Nous travaillons sur divers aspects de l’inclusion financière et, dans ce contexte, nous nous intéressons tout particulièrement aux nouvelles solutions qui peuvent élargir l’accès aux services financiers au profit des populations et des entreprises difficiles à atteindre dans les pays en développement.

À l’issue de cette conférence, nous avons mesuré l’ampleur des changements à venir et la vitesse à laquelle ils pourraient se produire — parfois même, ils ont déjà eu lieu. Certaines innovations aideront les pays en développement à entrer d’emblée dans cette nouvelle ère technologique, sans devoir passer par des phases intermédiaires. Ces progrès pourraient avoir un impact fort et des retombées très positives sur l’inclusion financière, et révolutionner la nature des infrastructures financières.

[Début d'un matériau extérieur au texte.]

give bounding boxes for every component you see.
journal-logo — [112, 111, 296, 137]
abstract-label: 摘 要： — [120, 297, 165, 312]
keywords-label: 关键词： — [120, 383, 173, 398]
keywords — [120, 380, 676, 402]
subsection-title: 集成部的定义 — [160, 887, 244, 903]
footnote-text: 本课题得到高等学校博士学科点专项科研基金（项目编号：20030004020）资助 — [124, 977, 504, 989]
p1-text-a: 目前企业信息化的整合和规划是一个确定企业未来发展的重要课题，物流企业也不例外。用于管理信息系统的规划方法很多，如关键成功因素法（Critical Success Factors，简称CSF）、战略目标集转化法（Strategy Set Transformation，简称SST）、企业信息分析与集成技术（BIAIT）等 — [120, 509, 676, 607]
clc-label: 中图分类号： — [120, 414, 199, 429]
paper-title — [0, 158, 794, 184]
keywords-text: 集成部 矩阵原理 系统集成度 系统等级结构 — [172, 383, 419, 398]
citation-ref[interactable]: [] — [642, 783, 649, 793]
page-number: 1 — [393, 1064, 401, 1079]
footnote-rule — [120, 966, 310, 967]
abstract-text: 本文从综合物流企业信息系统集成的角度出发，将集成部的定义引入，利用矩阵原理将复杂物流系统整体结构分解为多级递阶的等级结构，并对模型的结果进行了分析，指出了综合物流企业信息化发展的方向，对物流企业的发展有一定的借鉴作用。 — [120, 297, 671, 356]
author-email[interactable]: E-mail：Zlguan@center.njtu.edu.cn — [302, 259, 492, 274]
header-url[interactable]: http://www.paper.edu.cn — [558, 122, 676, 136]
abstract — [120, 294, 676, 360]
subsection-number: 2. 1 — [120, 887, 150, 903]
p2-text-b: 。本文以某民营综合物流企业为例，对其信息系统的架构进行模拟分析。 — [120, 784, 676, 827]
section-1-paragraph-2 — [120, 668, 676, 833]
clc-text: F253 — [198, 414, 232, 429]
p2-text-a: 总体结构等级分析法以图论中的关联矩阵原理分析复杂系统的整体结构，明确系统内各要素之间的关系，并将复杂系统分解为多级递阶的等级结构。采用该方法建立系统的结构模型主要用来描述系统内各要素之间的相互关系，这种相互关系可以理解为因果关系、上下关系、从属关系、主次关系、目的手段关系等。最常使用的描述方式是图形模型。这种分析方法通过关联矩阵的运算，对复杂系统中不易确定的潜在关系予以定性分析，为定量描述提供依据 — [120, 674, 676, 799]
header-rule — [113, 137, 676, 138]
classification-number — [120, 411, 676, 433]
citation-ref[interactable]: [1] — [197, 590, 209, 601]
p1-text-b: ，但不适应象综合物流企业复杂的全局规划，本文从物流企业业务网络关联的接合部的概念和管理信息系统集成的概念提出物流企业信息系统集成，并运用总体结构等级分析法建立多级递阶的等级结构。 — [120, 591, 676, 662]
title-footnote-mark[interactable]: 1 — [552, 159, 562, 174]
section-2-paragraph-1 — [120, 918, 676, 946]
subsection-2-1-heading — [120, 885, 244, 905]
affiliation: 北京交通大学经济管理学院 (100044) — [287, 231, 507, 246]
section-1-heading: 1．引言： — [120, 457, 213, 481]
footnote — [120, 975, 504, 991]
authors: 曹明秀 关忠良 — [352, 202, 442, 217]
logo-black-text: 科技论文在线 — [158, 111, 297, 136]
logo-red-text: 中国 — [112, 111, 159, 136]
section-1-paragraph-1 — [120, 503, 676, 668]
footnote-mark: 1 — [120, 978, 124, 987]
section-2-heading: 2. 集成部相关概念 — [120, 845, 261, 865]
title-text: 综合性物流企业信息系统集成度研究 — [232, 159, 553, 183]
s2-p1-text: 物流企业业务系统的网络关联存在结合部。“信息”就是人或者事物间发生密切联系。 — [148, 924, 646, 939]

Cependant, ces opportunités font apparaître des risques. Je pense en particulier aux pratiques de prêt inéquitables découlant d’une exploitation et d’une analyse non encadrées des mégadonnées (les big data) ou encore aux vulnérabilités systémiques accrues du fait des menaces qui pèsent sur la cybersécurité.

Voici quelques-uns des principaux enseignements que nous tirons de cette conférence dans la perspective de notre mission, à savoir l’élargissement de l’accès aux services financiers aux deux milliards d’adultes qui restent exclus du système financier.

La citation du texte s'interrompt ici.